With Rois Ola
WE, at one point or the other, may have gone through one challenge or the other which is responsible to an extent on how we think and relate with others. Trauma at any age can have a profound impact on both individuals and relationships.
Learning how to help a partner with trauma can give you an opportunity to support your loved one’s journey while strengthening your bond. Do not try to fix them. Just try to understand how to help them, using healthy communication in finding out vulnerable things that can easily trigger the trauma. In the bid to learn and understand them, do not lose yourself or your identity, so that you yourself will not end up being traumatized.
Relationships are formed every day, and they get broken every day. Relationships fulfil that need to belong, that need to have some form of human connection. In relationship, you not only give love, you are meant to receive it. Ideally, it is supposed to be a two- way thing. It forms companionships that shelter us from the tragedies of this world and circumstances in life.
The process of relationships can be difficult. This is particularly true when your partner has significant emotional challenges.
When your partner has endured trauma of any sort, such challenges can rise to the surface and shape both their experience of themselves and your experience of your relationship.
However, while trauma often presents its own sets of sadness and challenges, it can be the birth of a new dawn for you and your partner. There is a process to recovery, and if done the right way, it can enhance the love between you both. In addition, it strengthens that bond, if well nurtured to be everlasting.
There are few steps to take in ensuing traumas do not affect you relationship negatively.
They may appear difficult to do at a time, but with practice and a commitment to get things sorted, you can do it.
Believe in your partner
It sounds easy right? But this simple thing often causes issues amongst partners. Many people at times due to what they may have suffered may have a fear of being disbelieved.
Denial is a common response to the disclosure of abuse or any trauma deeply rooted and hidden in the life of your spouse. You have to do better by believing them. Treat them with respect even if you have the urge to not believe them. It is important to put those feelings aside.
Gaps in their words may cause some inconsistencies most at times may be because of the pain of the memories. Do not rationalize their pain away and this will do more harm than good. “I believe you” can be deeply empowering and it can be important to vocalize your belief in order to reduce their fears.
Believing your partner does not just mean believing in what they tell you about the events, but also the effects on their life. Believe your partner when they share their pain with you and how trauma has impacted their life.

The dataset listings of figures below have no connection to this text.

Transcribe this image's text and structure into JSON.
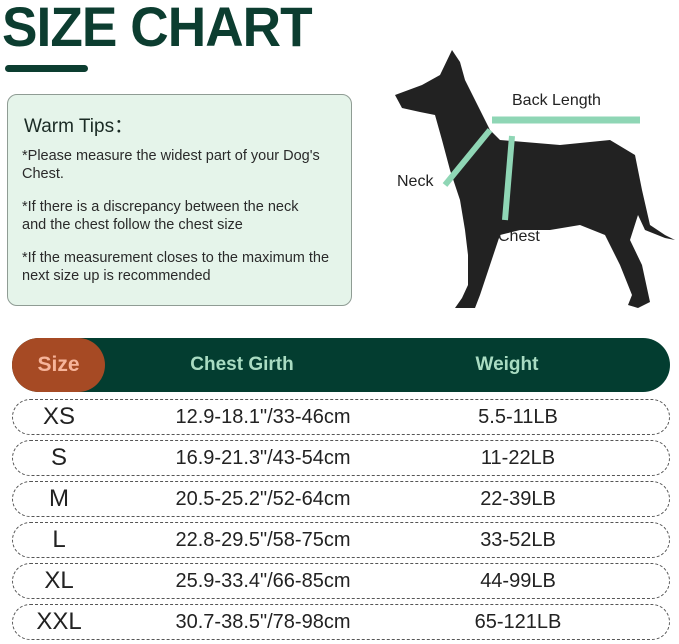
{
  "title": "SIZE CHART",
  "tips": {
    "heading": "Warm Tips：",
    "items": [
      "*Please measure the widest part of your Dog's Chest.",
      "*If there is a discrepancy between the neck and the chest follow the chest size",
      "*If the measurement closes to the maximum the next size up is recommended"
    ]
  },
  "diagram": {
    "back_length": "Back Length",
    "neck": "Neck",
    "chest": "Chest"
  },
  "table": {
    "headers": [
      "Size",
      "Chest Girth",
      "Weight"
    ],
    "rows": [
      {
        "size": "XS",
        "chest": "12.9-18.1\"/33-46cm",
        "weight": "5.5-11LB"
      },
      {
        "size": "S",
        "chest": "16.9-21.3\"/43-54cm",
        "weight": "11-22LB"
      },
      {
        "size": "M",
        "chest": "20.5-25.2\"/52-64cm",
        "weight": "22-39LB"
      },
      {
        "size": "L",
        "chest": "22.8-29.5\"/58-75cm",
        "weight": "33-52LB"
      },
      {
        "size": "XL",
        "chest": "25.9-33.4\"/66-85cm",
        "weight": "44-99LB"
      },
      {
        "size": "XXL",
        "chest": "30.7-38.5\"/78-98cm",
        "weight": "65-121LB"
      }
    ]
  },
  "colors": {
    "dark_green": "#033d30",
    "rust": "#a64a24",
    "mint": "#a9dcc2",
    "tips_bg": "#e5f4ea"
  }
}
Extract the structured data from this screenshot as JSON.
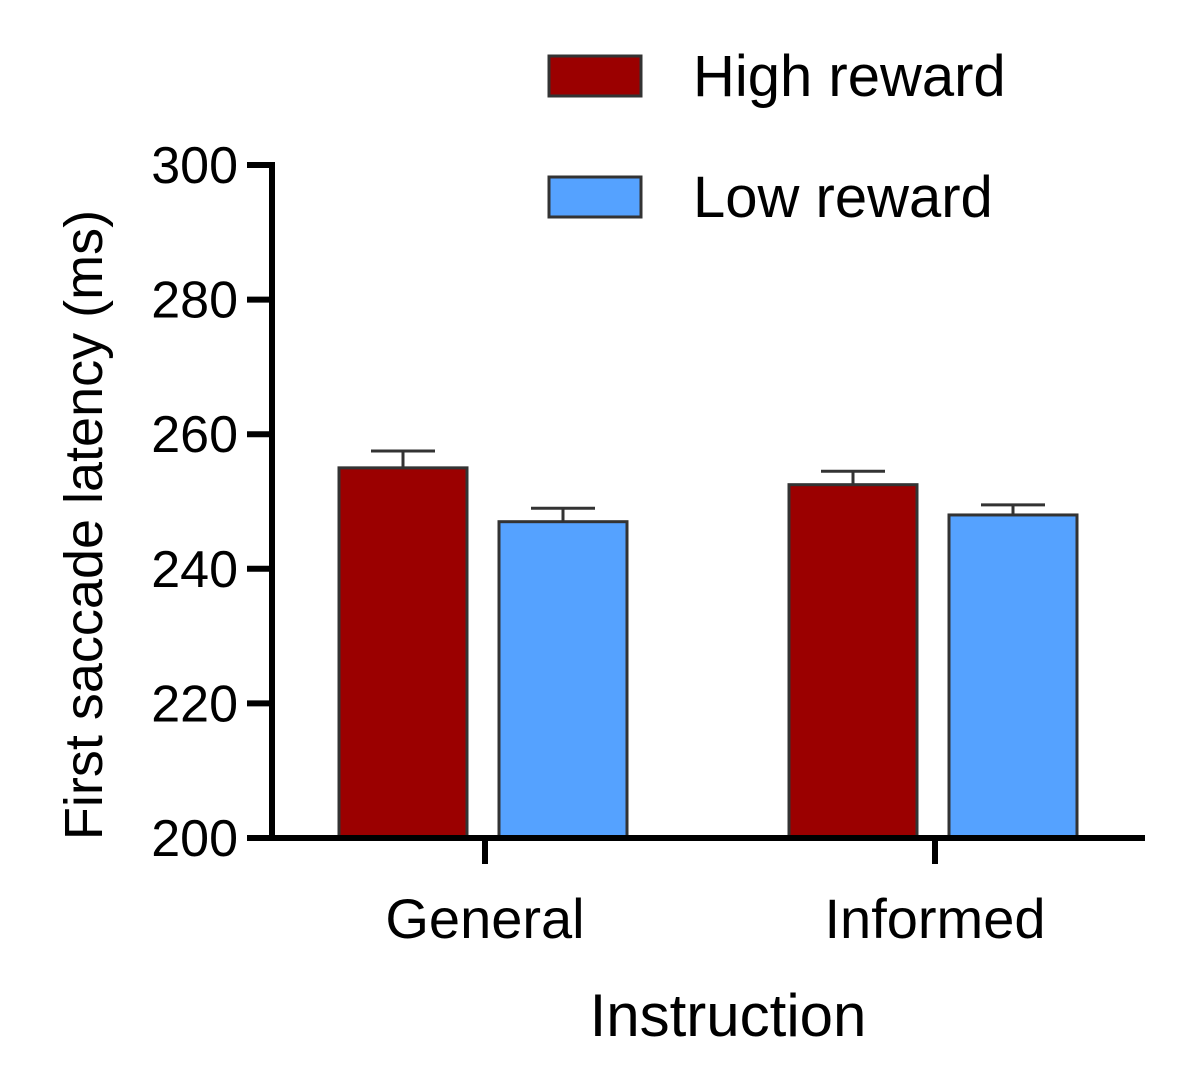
{
  "chart_data": {
    "type": "bar",
    "title": "",
    "xlabel": "Instruction",
    "ylabel": "First saccade latency (ms)",
    "ylim": [
      200,
      300
    ],
    "yticks": [
      200,
      220,
      240,
      260,
      280,
      300
    ],
    "categories": [
      "General",
      "Informed"
    ],
    "series": [
      {
        "name": "High reward",
        "color": "#9b0000",
        "values": [
          255,
          252.5
        ],
        "errors": [
          2.5,
          2
        ]
      },
      {
        "name": "Low reward",
        "color": "#55a2ff",
        "values": [
          247,
          248
        ],
        "errors": [
          2,
          1.5
        ]
      }
    ],
    "legend": "top-right",
    "grid": false
  }
}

Sometimes, you may not clearly see a connection between their traumatic experiences and their subsequent behaviour but try to trust their story unless if have reasons not to believe them
Try to cure them of trauma
Healing from a trauma takes time. It’s a process and a painful, time-consuming and confusing one. It is natural to want to cure them or find a way to fix them. Listen to them, validate their feelings, show them you are there for them. Just be present and patient, let them heal on their own. Give them the time and space to find themselves. Try to emotionally supportive as much as you can. Don’t use love to cover it all, face the facts with sympathy. Bear witness to their journey by being available when you can at the same time letting them be on their own terms.
Let communication lines be open
Trauma can have long lasting wounds, but communication helps a lot. It may be difficult, and at some point, there will be struggles due to wounded emotions like fear, shame and guilt.
For your partner, being able to talk about their trauma and its effects can be tremendously powerful and creating an environment in which that can happen is essential. Show that you are willing to listen and support and if they do share, a simple, “Thank you for telling me. I love you and I’m here for you” is often the best thing you can possibly say. However, your loved one may not be ready to talk about their experiences—in fact, they may never want to talk about their experiences—and that is okay too. Disclosure can be a complicated process and is not useful or emotionally safe for everyone in every situation. Accept and respect your partner’s needs and do not push them for information they are not prepared to offer.
Sometimes, things are easier said than done. However, in all, it is the effort and motive to help that count. Trauma can come in many forms, trauma from a bad relationship, from an abusive relationship, trauma from mother wounds or father wounds, sibling rivalry, all sorts can be experienced. The important thing is to be able to identify this pain point and know when to take action and how to support them. Believing that with time, everything will be okay. I wish you all the best.